This is actually rather a difficult problem, because the lines break at word boundaries and word lengths vary, as indeed do character sizes. Plus, you can have an arbitrary number of explicit linebreaks. So to do it properly requires taking into account a lot of the specifics of the text, and a general analytic solution will be, um, quite complicated.
(In "real" typography, there are also a bunch of tricks that are used to fiddle the layout a bit by adjusting the letter and word spacing so that things fit while maintaining a decent appearance, but we're certainly not going to get into that here.)
However, let's put aside exactness and instead consider a simplified model that might help get you into the right ballpark.
The area available is width * height
. Given a piece of text of a given length
, we want to determine a suitable fontsize
such that the wrapped height of the text is close to height
.
For the time being, let's just gloss over all details of units and the vagaries of the text content and imagine that we can calculate the overall size of the text from just length
and fontsize
:
textWidth = A * fontsize * length
lineHeight = B * fontsize
where A
and B
are some scaling constants. (B
should be easy to calculate, and indeed you have it as 1.2. A
is a little trickier and depends on how you choose to measure length
, eg as number of characters or number or words. However you do it, A
can only ever be an approximation, but if you're dealing with reasonable quantities of reasonably well-behaved text then the approximation can be pretty good.)
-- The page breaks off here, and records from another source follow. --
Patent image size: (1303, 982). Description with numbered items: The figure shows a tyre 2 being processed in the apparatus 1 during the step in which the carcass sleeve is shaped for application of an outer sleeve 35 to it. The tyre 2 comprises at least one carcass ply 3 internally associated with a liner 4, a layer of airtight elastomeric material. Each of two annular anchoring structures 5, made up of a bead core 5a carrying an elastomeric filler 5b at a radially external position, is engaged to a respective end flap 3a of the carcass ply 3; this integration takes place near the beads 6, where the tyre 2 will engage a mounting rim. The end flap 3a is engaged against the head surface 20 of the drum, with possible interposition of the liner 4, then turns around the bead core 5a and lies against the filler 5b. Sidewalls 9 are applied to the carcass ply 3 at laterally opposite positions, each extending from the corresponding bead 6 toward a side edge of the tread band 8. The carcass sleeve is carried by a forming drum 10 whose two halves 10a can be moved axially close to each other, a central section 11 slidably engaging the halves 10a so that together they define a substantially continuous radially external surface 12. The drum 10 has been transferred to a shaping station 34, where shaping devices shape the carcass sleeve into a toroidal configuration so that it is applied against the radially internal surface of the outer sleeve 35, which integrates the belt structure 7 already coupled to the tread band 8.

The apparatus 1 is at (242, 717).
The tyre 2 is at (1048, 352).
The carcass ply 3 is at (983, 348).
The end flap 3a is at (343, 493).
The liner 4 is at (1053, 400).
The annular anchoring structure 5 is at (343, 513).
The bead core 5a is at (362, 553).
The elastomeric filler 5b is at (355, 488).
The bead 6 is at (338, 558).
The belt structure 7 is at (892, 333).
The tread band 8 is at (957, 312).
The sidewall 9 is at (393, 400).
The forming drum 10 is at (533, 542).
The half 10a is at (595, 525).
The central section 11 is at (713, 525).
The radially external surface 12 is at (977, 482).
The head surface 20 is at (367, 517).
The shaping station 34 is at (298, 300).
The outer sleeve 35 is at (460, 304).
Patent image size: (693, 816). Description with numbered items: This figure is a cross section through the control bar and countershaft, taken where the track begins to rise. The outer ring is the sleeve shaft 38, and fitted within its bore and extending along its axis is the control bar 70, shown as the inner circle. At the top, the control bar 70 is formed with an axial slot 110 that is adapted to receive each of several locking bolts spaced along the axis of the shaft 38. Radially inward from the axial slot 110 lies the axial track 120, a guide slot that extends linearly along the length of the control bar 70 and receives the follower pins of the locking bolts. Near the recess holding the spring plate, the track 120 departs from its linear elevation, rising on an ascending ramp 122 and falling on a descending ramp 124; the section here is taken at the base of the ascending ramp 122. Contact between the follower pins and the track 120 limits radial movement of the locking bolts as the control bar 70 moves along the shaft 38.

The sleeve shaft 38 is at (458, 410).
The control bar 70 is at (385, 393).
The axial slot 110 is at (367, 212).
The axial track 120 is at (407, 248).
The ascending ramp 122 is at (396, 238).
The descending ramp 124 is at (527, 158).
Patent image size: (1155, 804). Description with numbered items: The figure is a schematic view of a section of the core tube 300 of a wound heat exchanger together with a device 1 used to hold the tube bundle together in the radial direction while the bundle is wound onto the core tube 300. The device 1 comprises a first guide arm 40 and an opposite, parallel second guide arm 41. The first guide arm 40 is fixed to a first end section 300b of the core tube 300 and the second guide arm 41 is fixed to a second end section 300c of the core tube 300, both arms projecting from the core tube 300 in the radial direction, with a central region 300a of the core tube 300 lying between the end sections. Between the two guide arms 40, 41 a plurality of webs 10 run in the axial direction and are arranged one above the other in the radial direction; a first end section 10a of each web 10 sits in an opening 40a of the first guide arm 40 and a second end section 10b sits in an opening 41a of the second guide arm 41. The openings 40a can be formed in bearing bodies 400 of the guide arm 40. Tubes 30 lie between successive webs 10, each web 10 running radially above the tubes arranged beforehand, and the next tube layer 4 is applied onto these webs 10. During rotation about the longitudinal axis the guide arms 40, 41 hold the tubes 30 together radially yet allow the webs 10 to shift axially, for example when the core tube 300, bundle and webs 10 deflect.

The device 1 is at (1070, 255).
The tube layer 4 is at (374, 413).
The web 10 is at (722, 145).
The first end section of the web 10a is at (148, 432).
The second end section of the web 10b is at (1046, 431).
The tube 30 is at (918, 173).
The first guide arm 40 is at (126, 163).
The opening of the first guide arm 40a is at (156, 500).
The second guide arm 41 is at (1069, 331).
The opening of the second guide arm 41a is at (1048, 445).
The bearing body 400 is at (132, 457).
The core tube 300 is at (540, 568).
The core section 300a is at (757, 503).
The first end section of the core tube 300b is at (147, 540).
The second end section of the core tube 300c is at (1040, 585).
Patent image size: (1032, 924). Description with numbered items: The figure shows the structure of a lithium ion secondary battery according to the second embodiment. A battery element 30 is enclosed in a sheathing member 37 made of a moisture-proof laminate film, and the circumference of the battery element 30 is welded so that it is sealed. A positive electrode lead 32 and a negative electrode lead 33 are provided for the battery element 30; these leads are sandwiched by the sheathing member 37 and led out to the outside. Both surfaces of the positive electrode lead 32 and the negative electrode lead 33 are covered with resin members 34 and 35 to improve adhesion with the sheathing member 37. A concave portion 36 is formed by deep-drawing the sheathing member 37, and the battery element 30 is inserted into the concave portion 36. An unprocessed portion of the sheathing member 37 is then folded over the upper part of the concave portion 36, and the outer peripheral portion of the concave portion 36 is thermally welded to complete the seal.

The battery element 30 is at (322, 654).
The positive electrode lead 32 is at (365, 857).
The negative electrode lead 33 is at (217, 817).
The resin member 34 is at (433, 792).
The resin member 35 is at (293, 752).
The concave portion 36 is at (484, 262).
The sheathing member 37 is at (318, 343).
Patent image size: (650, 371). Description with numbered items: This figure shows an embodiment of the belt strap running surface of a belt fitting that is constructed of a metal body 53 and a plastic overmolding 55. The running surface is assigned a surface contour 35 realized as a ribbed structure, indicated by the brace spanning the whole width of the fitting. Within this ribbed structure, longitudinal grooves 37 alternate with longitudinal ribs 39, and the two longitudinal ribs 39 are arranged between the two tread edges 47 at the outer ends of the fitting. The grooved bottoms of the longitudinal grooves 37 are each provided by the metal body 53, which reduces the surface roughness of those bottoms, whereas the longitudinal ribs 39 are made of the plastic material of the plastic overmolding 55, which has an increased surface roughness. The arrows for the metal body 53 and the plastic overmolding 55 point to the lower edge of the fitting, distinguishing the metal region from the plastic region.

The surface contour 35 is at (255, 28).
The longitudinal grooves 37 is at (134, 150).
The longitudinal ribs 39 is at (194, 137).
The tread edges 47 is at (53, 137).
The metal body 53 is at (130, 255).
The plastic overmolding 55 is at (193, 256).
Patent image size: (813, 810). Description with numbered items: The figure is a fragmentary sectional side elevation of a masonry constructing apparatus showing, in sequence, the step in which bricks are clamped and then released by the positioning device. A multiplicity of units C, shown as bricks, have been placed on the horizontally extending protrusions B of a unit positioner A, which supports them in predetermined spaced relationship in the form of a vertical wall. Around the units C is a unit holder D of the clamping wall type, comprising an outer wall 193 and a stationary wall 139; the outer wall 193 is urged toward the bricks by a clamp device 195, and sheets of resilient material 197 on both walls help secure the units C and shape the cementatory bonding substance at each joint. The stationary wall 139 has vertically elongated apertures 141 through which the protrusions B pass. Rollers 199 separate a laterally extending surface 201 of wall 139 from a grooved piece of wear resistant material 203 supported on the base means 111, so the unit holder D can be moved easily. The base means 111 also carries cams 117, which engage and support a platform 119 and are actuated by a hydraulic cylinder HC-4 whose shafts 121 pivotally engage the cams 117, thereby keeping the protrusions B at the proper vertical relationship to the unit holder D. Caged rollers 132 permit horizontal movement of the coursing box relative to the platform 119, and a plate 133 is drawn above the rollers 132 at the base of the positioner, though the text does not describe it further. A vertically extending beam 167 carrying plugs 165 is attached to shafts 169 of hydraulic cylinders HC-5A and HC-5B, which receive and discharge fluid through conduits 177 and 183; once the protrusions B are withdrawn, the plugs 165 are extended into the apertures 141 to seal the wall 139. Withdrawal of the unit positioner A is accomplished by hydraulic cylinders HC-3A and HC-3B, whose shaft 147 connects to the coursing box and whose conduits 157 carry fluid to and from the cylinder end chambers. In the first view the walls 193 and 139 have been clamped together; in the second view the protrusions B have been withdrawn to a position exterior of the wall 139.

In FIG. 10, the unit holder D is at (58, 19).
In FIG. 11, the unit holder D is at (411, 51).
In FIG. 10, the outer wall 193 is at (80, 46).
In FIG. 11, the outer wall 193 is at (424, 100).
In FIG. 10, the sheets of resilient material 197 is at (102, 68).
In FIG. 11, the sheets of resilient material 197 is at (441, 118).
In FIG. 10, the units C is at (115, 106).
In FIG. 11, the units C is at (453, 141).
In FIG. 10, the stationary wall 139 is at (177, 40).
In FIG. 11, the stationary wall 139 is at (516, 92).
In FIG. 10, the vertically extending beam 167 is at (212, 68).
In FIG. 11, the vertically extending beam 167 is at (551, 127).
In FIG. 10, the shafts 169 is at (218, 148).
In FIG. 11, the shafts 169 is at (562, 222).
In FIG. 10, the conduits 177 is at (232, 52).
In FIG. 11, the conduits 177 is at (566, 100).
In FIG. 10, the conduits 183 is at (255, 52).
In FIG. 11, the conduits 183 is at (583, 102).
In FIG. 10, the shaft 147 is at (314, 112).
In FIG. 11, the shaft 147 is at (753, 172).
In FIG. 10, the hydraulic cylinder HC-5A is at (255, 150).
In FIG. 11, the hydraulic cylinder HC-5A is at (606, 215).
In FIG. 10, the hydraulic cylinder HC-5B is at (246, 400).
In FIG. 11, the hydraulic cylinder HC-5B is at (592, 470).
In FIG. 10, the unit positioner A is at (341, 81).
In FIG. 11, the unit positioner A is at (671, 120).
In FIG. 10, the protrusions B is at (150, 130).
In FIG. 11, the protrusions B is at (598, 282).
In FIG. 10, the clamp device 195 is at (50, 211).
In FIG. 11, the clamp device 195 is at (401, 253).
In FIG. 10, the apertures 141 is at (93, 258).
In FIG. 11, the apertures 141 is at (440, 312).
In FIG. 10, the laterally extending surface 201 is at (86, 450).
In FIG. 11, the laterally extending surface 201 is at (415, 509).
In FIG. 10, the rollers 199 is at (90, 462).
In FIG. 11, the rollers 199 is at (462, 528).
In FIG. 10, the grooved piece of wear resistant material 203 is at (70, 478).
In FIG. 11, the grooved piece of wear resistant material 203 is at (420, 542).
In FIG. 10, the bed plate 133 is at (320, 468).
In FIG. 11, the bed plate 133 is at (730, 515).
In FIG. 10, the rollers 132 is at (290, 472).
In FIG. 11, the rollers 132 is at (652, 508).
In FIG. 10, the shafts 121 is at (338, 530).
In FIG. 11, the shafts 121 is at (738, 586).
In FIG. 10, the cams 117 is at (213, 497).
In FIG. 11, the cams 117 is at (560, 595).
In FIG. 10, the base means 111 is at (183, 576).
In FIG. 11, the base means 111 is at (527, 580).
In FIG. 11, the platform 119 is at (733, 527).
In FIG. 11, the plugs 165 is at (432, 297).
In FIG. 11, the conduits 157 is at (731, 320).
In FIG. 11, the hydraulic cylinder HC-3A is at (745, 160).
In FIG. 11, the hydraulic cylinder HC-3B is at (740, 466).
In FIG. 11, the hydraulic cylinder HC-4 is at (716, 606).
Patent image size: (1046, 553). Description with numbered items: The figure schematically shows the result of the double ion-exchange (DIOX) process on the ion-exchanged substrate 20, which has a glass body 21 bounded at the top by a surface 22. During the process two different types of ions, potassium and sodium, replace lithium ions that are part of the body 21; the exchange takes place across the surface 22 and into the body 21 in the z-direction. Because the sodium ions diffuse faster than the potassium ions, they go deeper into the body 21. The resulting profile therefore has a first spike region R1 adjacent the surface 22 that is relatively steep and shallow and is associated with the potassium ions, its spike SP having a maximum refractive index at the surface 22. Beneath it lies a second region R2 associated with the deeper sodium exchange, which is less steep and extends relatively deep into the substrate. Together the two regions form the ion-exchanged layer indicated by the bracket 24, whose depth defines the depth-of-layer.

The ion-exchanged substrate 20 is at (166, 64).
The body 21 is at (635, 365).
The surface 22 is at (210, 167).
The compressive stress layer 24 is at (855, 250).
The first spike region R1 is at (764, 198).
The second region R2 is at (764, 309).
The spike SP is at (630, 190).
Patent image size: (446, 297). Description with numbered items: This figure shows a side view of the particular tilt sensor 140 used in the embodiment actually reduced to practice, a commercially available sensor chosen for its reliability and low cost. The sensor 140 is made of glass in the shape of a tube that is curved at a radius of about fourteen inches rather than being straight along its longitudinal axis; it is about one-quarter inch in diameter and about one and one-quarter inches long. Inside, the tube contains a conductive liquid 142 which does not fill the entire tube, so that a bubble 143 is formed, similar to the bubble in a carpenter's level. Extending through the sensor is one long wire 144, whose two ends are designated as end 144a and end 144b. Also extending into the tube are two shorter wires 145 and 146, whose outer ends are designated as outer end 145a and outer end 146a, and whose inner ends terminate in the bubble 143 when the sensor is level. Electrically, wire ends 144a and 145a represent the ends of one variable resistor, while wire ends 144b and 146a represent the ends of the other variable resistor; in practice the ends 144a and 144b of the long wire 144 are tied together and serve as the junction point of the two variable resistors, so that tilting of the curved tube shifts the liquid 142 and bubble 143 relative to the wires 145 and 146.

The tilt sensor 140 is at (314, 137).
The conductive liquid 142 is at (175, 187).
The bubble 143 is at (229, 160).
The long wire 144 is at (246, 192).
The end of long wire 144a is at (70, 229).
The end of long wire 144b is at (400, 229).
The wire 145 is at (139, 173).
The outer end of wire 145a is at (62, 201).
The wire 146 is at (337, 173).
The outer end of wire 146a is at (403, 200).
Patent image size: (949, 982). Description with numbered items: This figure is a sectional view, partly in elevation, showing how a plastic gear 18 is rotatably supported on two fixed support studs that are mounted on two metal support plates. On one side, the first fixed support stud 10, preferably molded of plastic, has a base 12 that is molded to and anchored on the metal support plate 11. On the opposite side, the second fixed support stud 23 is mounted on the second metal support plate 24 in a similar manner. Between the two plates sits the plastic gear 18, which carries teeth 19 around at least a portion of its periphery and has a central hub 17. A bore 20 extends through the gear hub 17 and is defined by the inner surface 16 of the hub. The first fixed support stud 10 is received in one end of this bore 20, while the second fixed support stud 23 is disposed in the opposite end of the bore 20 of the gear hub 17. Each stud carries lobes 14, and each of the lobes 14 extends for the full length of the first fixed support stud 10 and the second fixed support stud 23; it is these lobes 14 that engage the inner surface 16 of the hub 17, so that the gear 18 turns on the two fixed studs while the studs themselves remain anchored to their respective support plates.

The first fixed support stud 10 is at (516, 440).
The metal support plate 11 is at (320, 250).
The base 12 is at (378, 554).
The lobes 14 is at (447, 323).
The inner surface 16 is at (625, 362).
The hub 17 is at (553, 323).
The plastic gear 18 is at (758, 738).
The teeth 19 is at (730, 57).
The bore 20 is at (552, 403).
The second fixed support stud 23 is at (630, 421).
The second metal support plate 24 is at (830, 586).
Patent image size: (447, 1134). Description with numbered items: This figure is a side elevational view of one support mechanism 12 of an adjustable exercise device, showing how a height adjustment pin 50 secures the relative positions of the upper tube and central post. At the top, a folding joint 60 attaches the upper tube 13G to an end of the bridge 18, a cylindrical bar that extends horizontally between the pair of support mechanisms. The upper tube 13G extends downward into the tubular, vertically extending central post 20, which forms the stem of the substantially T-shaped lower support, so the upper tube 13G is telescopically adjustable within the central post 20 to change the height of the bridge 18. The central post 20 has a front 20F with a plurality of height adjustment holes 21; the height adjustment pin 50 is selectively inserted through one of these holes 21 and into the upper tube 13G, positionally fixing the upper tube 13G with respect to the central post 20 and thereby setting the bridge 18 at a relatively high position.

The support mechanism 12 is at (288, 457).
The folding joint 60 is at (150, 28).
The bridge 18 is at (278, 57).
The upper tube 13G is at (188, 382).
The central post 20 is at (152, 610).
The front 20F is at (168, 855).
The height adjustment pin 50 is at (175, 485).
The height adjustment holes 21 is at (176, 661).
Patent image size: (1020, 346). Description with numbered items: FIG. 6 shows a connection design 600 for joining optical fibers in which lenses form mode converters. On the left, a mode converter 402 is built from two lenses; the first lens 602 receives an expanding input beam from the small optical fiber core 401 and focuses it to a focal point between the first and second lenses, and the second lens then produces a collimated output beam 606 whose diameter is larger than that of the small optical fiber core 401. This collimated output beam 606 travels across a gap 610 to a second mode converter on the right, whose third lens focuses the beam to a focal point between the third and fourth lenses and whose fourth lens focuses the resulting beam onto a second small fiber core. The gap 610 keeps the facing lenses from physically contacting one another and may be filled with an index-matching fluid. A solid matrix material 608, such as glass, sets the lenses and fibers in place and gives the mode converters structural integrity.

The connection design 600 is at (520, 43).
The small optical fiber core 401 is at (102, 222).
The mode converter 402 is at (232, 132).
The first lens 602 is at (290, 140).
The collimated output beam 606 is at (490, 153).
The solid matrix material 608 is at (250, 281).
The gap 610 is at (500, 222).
Then the area occupied by the text is:
textArea = A * fontsize * length * B * fontsize
= A * B * length * fontsize ^ 2
Setting this equal to the available area gives us an upper limit for the fontsize, ie:
fontsize <= sqrt(width * height/(A * B * length))
Clearly this is going to overestimate significantly because it assumes the text packs perfectly, which it doesn't -- there will be area lost at the end of lines and at the bottom of the screen, even in the absence of explicit line breaks. However, it's quite likely that by putting an appropriate fudge factor into our scaling constant A
(ie, by upping our estimated text width to include the lost areas) we can get a good enough fontsize
to be going along with.
We can make the analysis more sophisticated by taking into account more specifics of the text. For example, if you count the number of hard line breaks in the text you can treat those as separate, since they add height without adding width. This gives rise to a slightly more complicated quadratic equation that you'll need the quadratic formula to solve rather just a simple square root. Whether this is worthwhile probably depends mostly on how much variation there is in the rate of explicit linebreaks in the texts you're dealing with.
One other thing to note is that you can often cheat a bit by adjusting only the line spacing, since this allows you to change the vertical span without risking any reflow of the text. You probably don't want to do this by large amounts, because it will look silly. But it's certainly worth considering adding a little bit of vertical padding if you've got the wrapping about right but the text doesn't quite reach the bottom.